Welche Theorien und Paradigmen beispielsweise für die Eigensicherung wichtig sind, ergibt sich aus den bisherigen Ausführungen: Die Betrachtungsweise und sachgemäße Steuerung eines Gesamtsystems (hier das System Polizist – Interaktionspartner) und die zwischenmenschliche Spieltheorie. Dies sind aber nicht nur einfache Theorien, die nebeneinanderstehen. Vielmehr kann man sie zu einem übergeordneten Paradigma, Denkmodell zusammenfassen: Einem dynamischen Weltbild (Füllgrabe, 2005). Dieses Weltbild ist für die Eigensicherung wichtig, im Gegensatz zu dem Weltbild des geschilderten Polizisten bei der Verfolgung. Dieses war

egozentrisch: Er sieht nur sich selbst als Handelnden und

statisch: Er berücksichtigt nicht, dass der Zustand der Nichtaggression plötzlich in den Zustand der Gewalt gegen ihn umschlagen könnte (= Status quo-Denken im Sinne Dörners, 1989).

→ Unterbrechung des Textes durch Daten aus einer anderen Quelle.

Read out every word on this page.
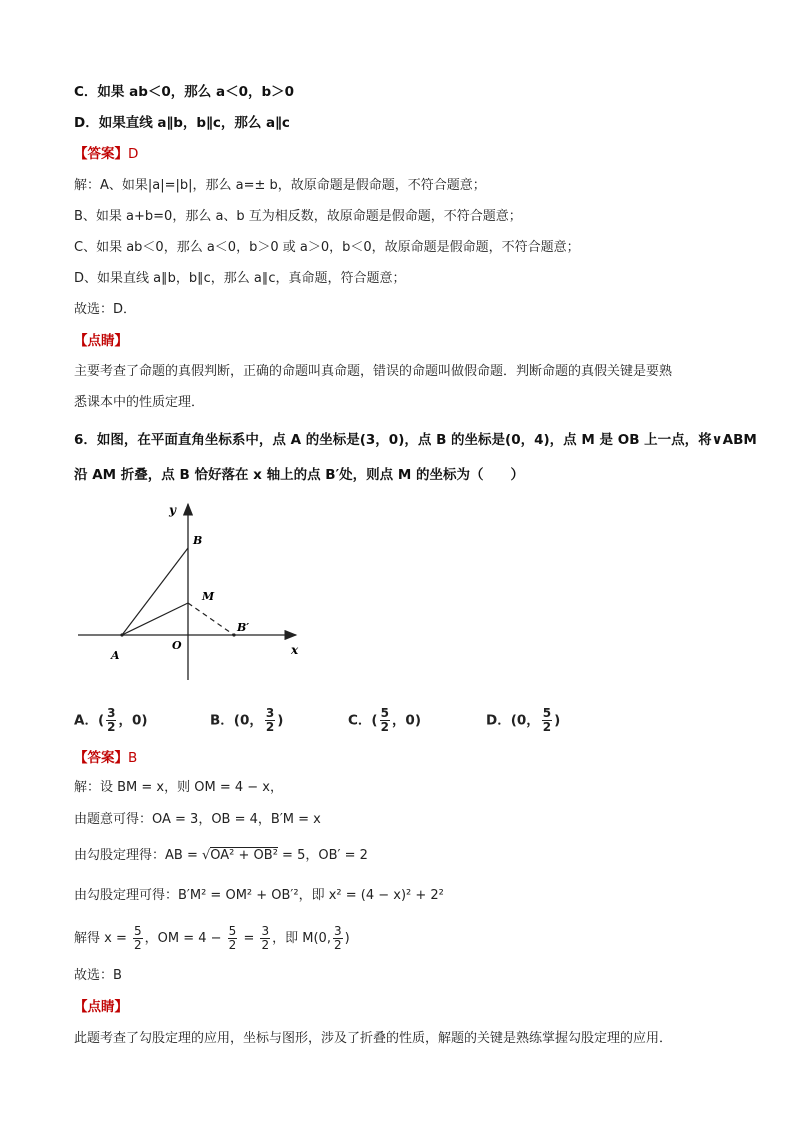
C．如果 ab＜0，那么 a＜0，b＞0
D．如果直线 a∥b，b∥c，那么 a∥c
【答案】D
解：A、如果|a|=|b|，那么 a=± b，故原命题是假命题，不符合题意；
B、如果 a+b=0，那么 a、b 互为相反数，故原命题是假命题，不符合题意；
C、如果 ab＜0，那么 a＜0，b＞0 或 a＞0，b＜0，故原命题是假命题，不符合题意；
D、如果直线 a∥b，b∥c，那么 a∥c，真命题，符合题意；
故选：D．
【点睛】
主要考查了命题的真假判断，正确的命题叫真命题，错误的命题叫做假命题．判断命题的真假关键是要熟
悉课本中的性质定理．
6．如图，在平面直角坐标系中，点 A 的坐标是(3，0)，点 B 的坐标是(0，4)，点 M 是 OB 上一点，将∨ABM
沿 AM 折叠，点 B 恰好落在 x 轴上的点 B′处，则点 M 的坐标为（　　）
y
x
B
M
O
A
B′
A．( $\frac{3}{2}$ ，0)	B．(0， $\frac{3}{2}$ )	C．( $\frac{5}{2}$ ，0)	D．(0， $\frac{5}{2}$ )
【答案】B
解：设 BM = x，则 OM = 4 − x，
由题意可得：OA = 3，OB = 4，B′M = x
由勾股定理得：AB = √OA² + OB² = 5，OB′ = 2
由勾股定理可得：B′M² = OM² + OB′²，即 x² = (4 − x)² + 2²
解得 $x = \frac{5}{2}$ ，OM = $4 - \frac{5}{2} = \frac{3}{2}$ ，即 M(0, $\frac{3}{2}$ )
故选：B
【点睛】
此题考查了勾股定理的应用，坐标与图形，涉及了折叠的性质，解题的关键是熟练掌握勾股定理的应用．
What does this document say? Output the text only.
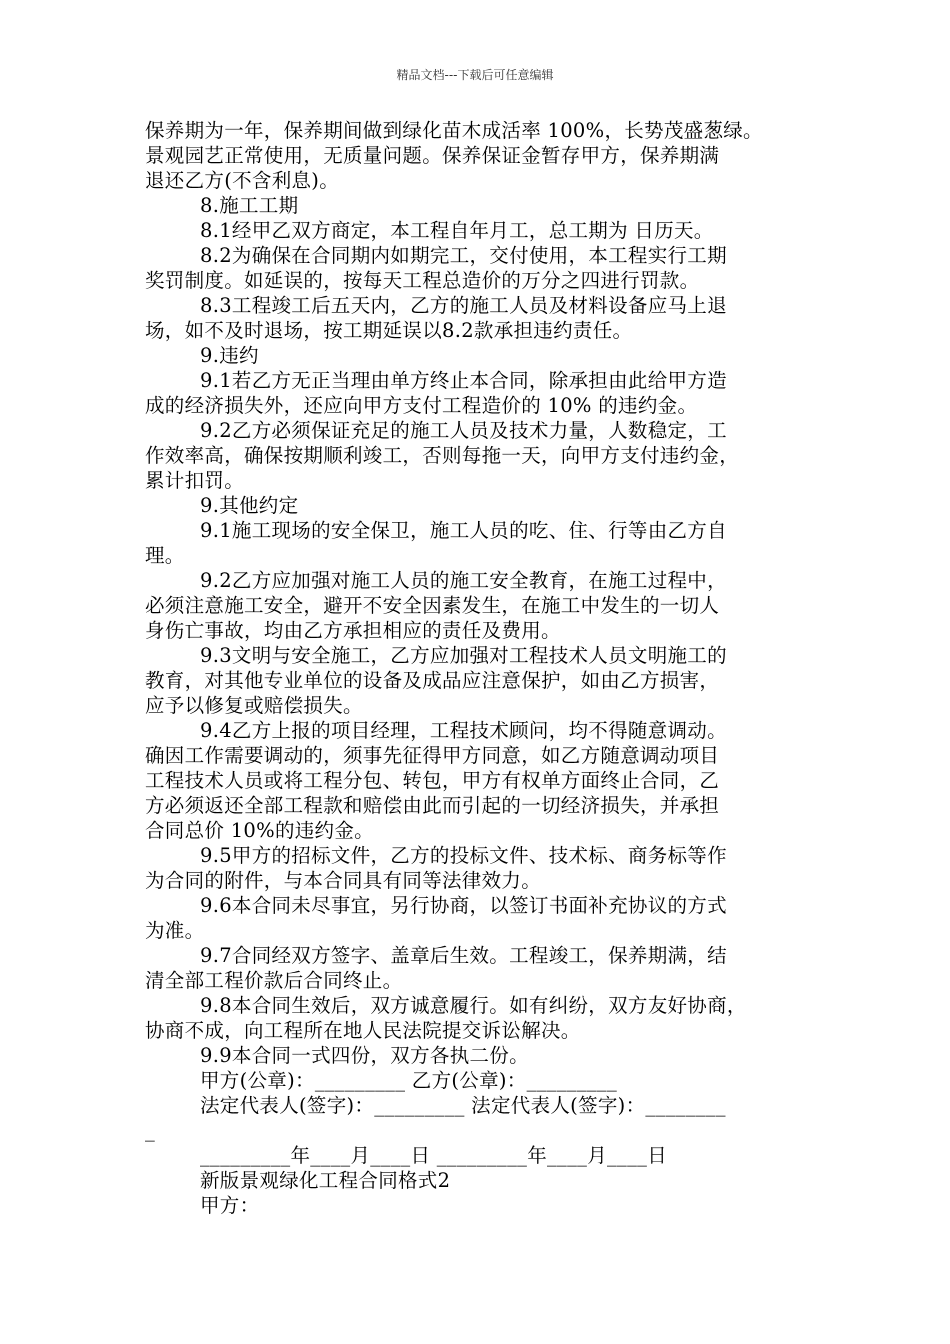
精品文档---下载后可任意编辑
保养期为一年，保养期间做到绿化苗木成活率 100%，长势茂盛葱绿。
景观园艺正常使用，无质量问题。保养保证金暂存甲方，保养期满
退还乙方(不含利息)。
8.施工工期
8.1经甲乙双方商定，本工程自年月工，总工期为 日历天。
8.2为确保在合同期内如期完工，交付使用，本工程实行工期
奖罚制度。如延误的，按每天工程总造价的万分之四进行罚款。
8.3工程竣工后五天内，乙方的施工人员及材料设备应马上退
场，如不及时退场，按工期延误以8.2款承担违约责任。
9.违约
9.1若乙方无正当理由单方终止本合同，除承担由此给甲方造
成的经济损失外，还应向甲方支付工程造价的 10% 的违约金。
9.2乙方必须保证充足的施工人员及技术力量，人数稳定，工
作效率高，确保按期顺利竣工，否则每拖一天，向甲方支付违约金，
累计扣罚。
9.其他约定
9.1施工现场的安全保卫，施工人员的吃、住、行等由乙方自
理。
9.2乙方应加强对施工人员的施工安全教育，在施工过程中，
必须注意施工安全，避开不安全因素发生，在施工中发生的一切人
身伤亡事故，均由乙方承担相应的责任及费用。
9.3文明与安全施工，乙方应加强对工程技术人员文明施工的
教育，对其他专业单位的设备及成品应注意保护，如由乙方损害，
应予以修复或赔偿损失。
9.4乙方上报的项目经理，工程技术顾问，均不得随意调动。
确因工作需要调动的，须事先征得甲方同意，如乙方随意调动项目
工程技术人员或将工程分包、转包，甲方有权单方面终止合同，乙
方必须返还全部工程款和赔偿由此而引起的一切经济损失，并承担
合同总价 10%的违约金。
9.5甲方的招标文件，乙方的投标文件、技术标、商务标等作
为合同的附件，与本合同具有同等法律效力。
9.6本合同未尽事宜，另行协商，以签订书面补充协议的方式
为准。
9.7合同经双方签字、盖章后生效。工程竣工，保养期满，结
清全部工程价款后合同终止。
9.8本合同生效后，双方诚意履行。如有纠纷，双方友好协商，
协商不成，向工程所在地人民法院提交诉讼解决。
9.9本合同一式四份，双方各执二份。
甲方(公章)：_________ 乙方(公章)：_________
法定代表人(签字)：_________ 法定代表人(签字)：________
_
_________年____月____日 _________年____月____日
新版景观绿化工程合同格式2
甲方：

Konkret beinhaltet das dynamische Weltbild (Füllgrabe, 2005) unter anderem folgende Paradigmen, die anschaulich darstellen, was man bedenken muss, um Gefahren rechtzeitig zu erkennen, auszuweichen und zu bewältigen:

Waddingtons epigenetische Landschaft

Ein Ball rollt einen Abhang mit verschiedenen Tälern hinab. Deshalb muss sich der Ball an verschiedenen Abzweigungen „entscheiden“, in welches der Täler er weiterrollen will, ob er sich nach links oder rechts bewegen soll. Bei der nächsten Abzweigung muss er sich erneut entscheiden, ob er nach links oder rechts weiterrollen soll (s. a. Füllgrabe, 1997, 2016). Es gibt also höchst unterschiedliche Laufrichtungen für den Ball. Damit wollte Waddington (1957, S. 29) zeigen, dass sich die gleiche Erbanlage je nach Situation im Laufe der Zeit völlig anders entwickeln kann. Aber auch das Schicksal des Polizisten kann sich völlig anders entwickeln: Er kann plötzlich angegriffen und verletzt oder getötet werden.

Katastrophentheorie

Ein Zustand kann plötzlich in einen völlig anderen umschlagen, wenn sich vorher eine Phase der Instabilität entwickelt hat (Davies, 1988). Durch eigene Unvorsichtigkeit kann der Polizist z. B. bei der Verfolgung eine Situation aufbauen, in der er dem Täter die Möglichkeit verschafft, ihn leicht anzugreifen.

Chaostheorie

Bereits kleine Abweichungen von einem Zustand können völlig andere Endzustände bzw. Entwicklungen des Schicksals bewirken („Schmetterlingseffekt“, Davies, 1988). Kleine Störungen der Aufmerksamkeit können den Unterschied zwischen Leben und Tod ausmachen. Deshalb helfen oft zwei einfache Grundprinzipien, Gefahren zu überleben: Den Gefahrenradar einschalten (z. B. sehen, was der andere mit den Händen macht) und eine Reaktionsdistanz bewahren (s. Mentales Judo, Kap. 8).

Puffersysteme

Dies ist das dem Schmetterlingseffekt entgegenwirkende Prinzip: Die Wirkung negativer Ereignisse kann abgemildert oder sogar aufgehoben werden. Beim Menschen ist z. B. die psychische Belastbarkeit ein derartiges Puffersystem, d. h. die geistige Verarbeitung eines Erlebnisses. Dazu ist z. B. eine Stressimpfung notwendig (s. Kap. 11).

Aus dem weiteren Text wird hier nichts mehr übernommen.